Get the most out of the little data you have by capturing data through bootstrapping.


Imagine you are trying to measure the average height of all the trees in a large forest. It is not practical to measure each. Instead, measure a small sample and use those measurements to estimate the forest-wide average. Bootstrapping in statistics works on a similar principle.
This involves taking small samples from the data and estimating the statistics of the dataset (such as the mean, median, and standard deviation) through repeated sampling methods. This technique allows you to make more reliable inferences about a population from small samples.
This article covers:
- Bootstrap basics, what exactly is it?
- How to achieve bootstrapped samples with BigQuery
- Experiments to understand how results change based on different sample sizes and how it relates to known statistics
- Stored procedures that you can take home and use yourself
At its core, bootstrapping involves randomly selecting a large number of observations from a dataset and replacing them to form what is called a “bootstrap sample.”
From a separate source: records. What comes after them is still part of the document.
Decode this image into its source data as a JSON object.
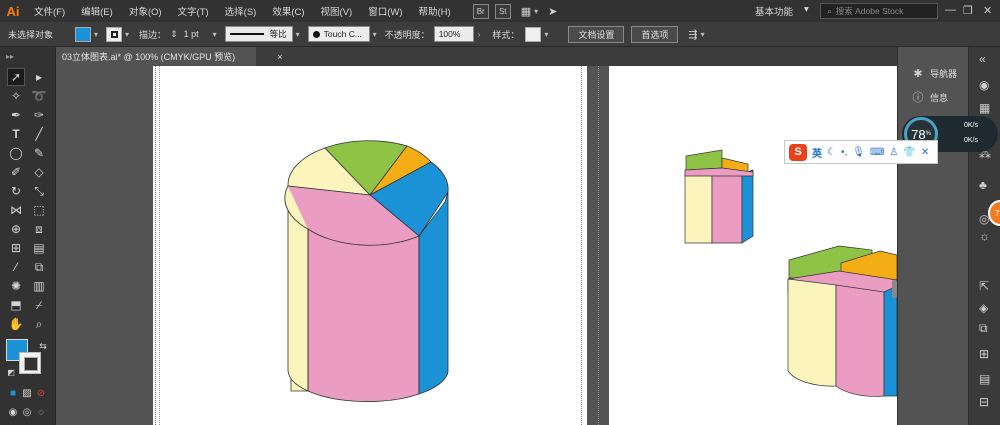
{
  "app": {
    "logo": "Ai"
  },
  "menu": [
    "文件(F)",
    "编辑(E)",
    "对象(O)",
    "文字(T)",
    "选择(S)",
    "效果(C)",
    "视图(V)",
    "窗口(W)",
    "帮助(H)"
  ],
  "menu_apps": {
    "bridge": "Br",
    "stock": "St"
  },
  "workspace_label": "基本功能",
  "search_placeholder": "搜索 Adobe Stock",
  "control_bar": {
    "selection_status": "未选择对象",
    "stroke_label": "描边：",
    "stroke_weight": "1 pt",
    "stroke_profile": "等比",
    "brush": "Touch C...",
    "opacity_label": "不透明度：",
    "opacity_value": "100%",
    "style_label": "样式：",
    "doc_setup_button": "文档设置",
    "preferences_button": "首选项"
  },
  "document_tab": {
    "title": "03立体图表.ai* @ 100% (CMYK/GPU 预览)",
    "close": "×"
  },
  "panels": {
    "navigator": "导航器",
    "info": "信息"
  },
  "speed_widget": {
    "percent": "78",
    "percent_unit": "%",
    "upload": "0K/s",
    "download": "0K/s"
  },
  "badge": "78",
  "ime": {
    "logo": "S",
    "mode": "英"
  },
  "colors": {
    "fill": "#1b91d6",
    "cylinder_pink": "#eb9cc2",
    "cylinder_yellow": "#fbf5bd",
    "cylinder_blue": "#1b91d6",
    "cylinder_green": "#8fc346",
    "cylinder_orange": "#f5ad16"
  },
  "icons": [
    "selection-tool-icon",
    "direct-selection-icon",
    "magic-wand-icon",
    "lasso-icon",
    "pen-icon",
    "curvature-icon",
    "type-icon",
    "line-icon",
    "ellipse-icon",
    "paintbrush-icon",
    "shaper-icon",
    "eraser-icon",
    "rotate-icon",
    "scale-icon",
    "width-icon",
    "free-transform-icon",
    "shape-builder-icon",
    "perspective-icon",
    "mesh-icon",
    "gradient-icon",
    "eyedropper-icon",
    "blend-icon",
    "symbol-sprayer-icon",
    "column-graph-icon",
    "artboard-icon",
    "slice-icon",
    "hand-icon",
    "zoom-icon"
  ]
}
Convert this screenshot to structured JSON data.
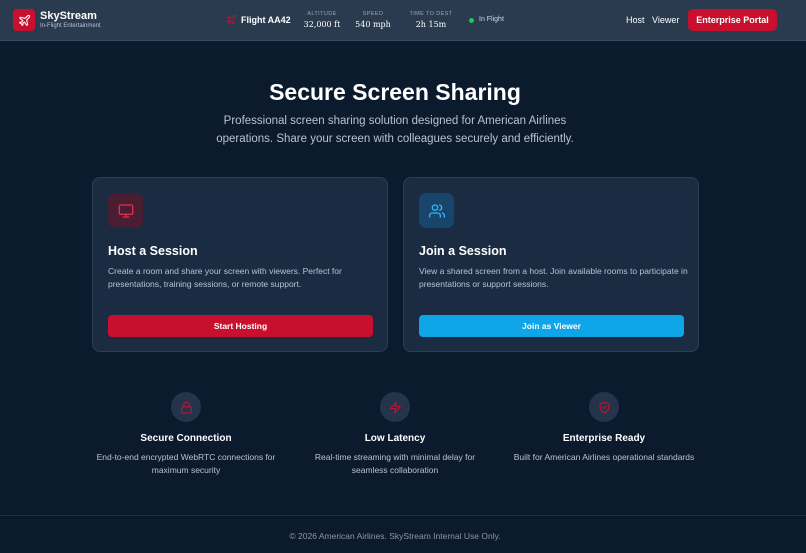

Let’s simplify this concept using a scenario where you have a basket of 25 apples and are interested in the average weight of the apples in a larger context, such as a market.
Techniques for grabbing and taking notes
First, dive into the basket, grab a random apple, weigh it, and immediately put it back in the basket instead of setting it aside. This way, every time you reach for apples, you can pick all the apples again, including the ones you just weighed.
repeat
Now, repeat the action of grabbing, weighing, and replacing as many times as there are apples.